Profile: Total length (including the Wye cable-stayed bridge): 2,992m (9,816ft), built at a cost of £8 million. It was opened on 8 September 1966 by Queen Elizabeth II, and on 26 November 1999 it was given Grade I listing by English Heritage. The Gateway to Wales is mostly in Gloucestershire.
Site details: Severn Crossing
Second Severn Crossing (Prince of Wales Bridge)
Building the Second River Crossing took four years (from 26 April 1992-96), and it was to the design of Sir William Halcrow & Partners and the French civil engineers, SEEE, and architect Ronald Weeks of the Percy Thomas Partnership as architectural consultants. It was constructed by John Laing Construction and French construction company GTM-Entrepose. It is further southwest than the Severn Bridge and marks the lower limit of the River Severn and the start of the Severn Estuary.

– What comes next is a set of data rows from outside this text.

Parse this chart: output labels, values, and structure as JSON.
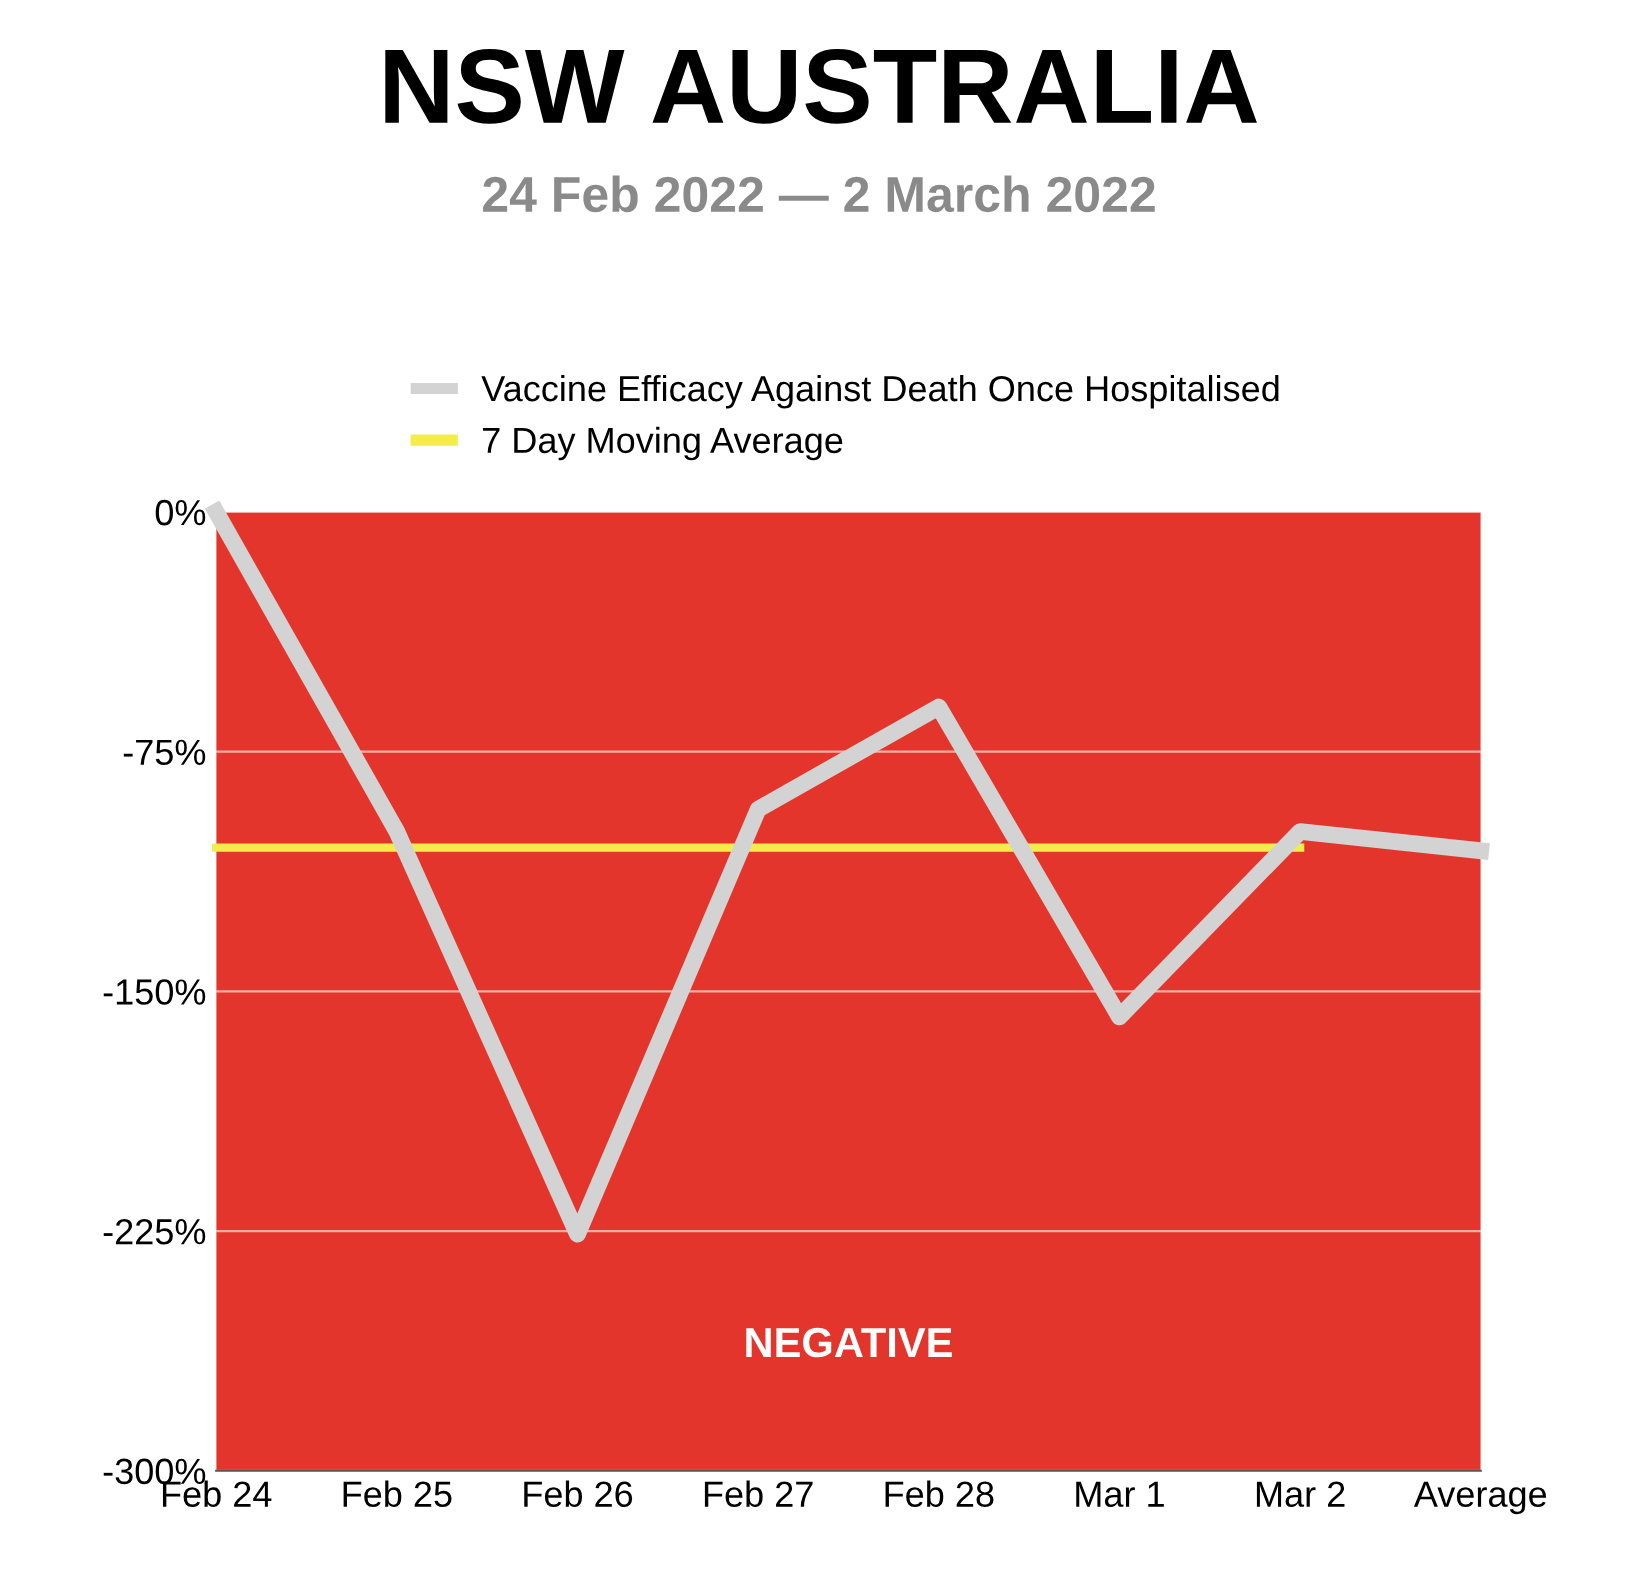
{
  "chart_data": {
    "type": "line",
    "title": "NSW AUSTRALIA",
    "subtitle": "24 Feb 2022 — 2 March 2022",
    "categories": [
      "Feb 24",
      "Feb 25",
      "Feb 26",
      "Feb 27",
      "Feb 28",
      "Mar 1",
      "Mar 2",
      "Average"
    ],
    "series": [
      {
        "name": "Vaccine Efficacy Against Death Once Hospitalised",
        "color": "#d3d3d3",
        "values": [
          0,
          -100,
          -226,
          -93,
          -61,
          -158,
          -100,
          -106
        ]
      },
      {
        "name": "7 Day Moving Average",
        "color": "#f5ec4a",
        "values": [
          -105,
          -105,
          -105,
          -105,
          -105,
          -105,
          -105,
          null
        ]
      }
    ],
    "ylim": [
      -300,
      0
    ],
    "yticks": [
      {
        "value": 0,
        "label": "0%"
      },
      {
        "value": -75,
        "label": "-75%"
      },
      {
        "value": -150,
        "label": "-150%"
      },
      {
        "value": -225,
        "label": "-225%"
      },
      {
        "value": -300,
        "label": "-300%"
      }
    ],
    "bands": [
      {
        "axis": "y",
        "from": 0,
        "to": -300,
        "label": "NEGATIVE",
        "color": "#e3352b"
      }
    ],
    "grid": "y",
    "legend": "top",
    "marker": "none",
    "line_style": "solid"
  }
}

Profile: Total length: 5,128 m (16,824 ft) and some 37m (121 ft) above the water, built at a cost of £332 million. The suspension bridge was inaugurated on 5 June 1996 by HRH The Prince of Wales.
It was renamed the Prince of Wales Bridge at a ceremony on 2 July 2018.
Fact: From 5 June 1966, fees have risen from 2s 6d (£0.125) per car to £6.70 (1 January 2017) to today’s figure of £5.60 (8 January 2018).
Site details: Second Severn Crossing (Prince of Wales Bridge)
With an estimated 25 million journeys a year made across both bridges, the M4 toll-booths to Wales have become a familiar sight for commuters and visitors alike as they pay and wait for the barrier to rise. However, from Monday 17 December, drivers from England will be able to explore Wales without paying a toll.
I’ll always know it as the Severn Bridge anyhow, to me it means a “homecoming” .The Prince of Wales Bridge means nothing to me. And I’m sure to a lot of other Welsh people.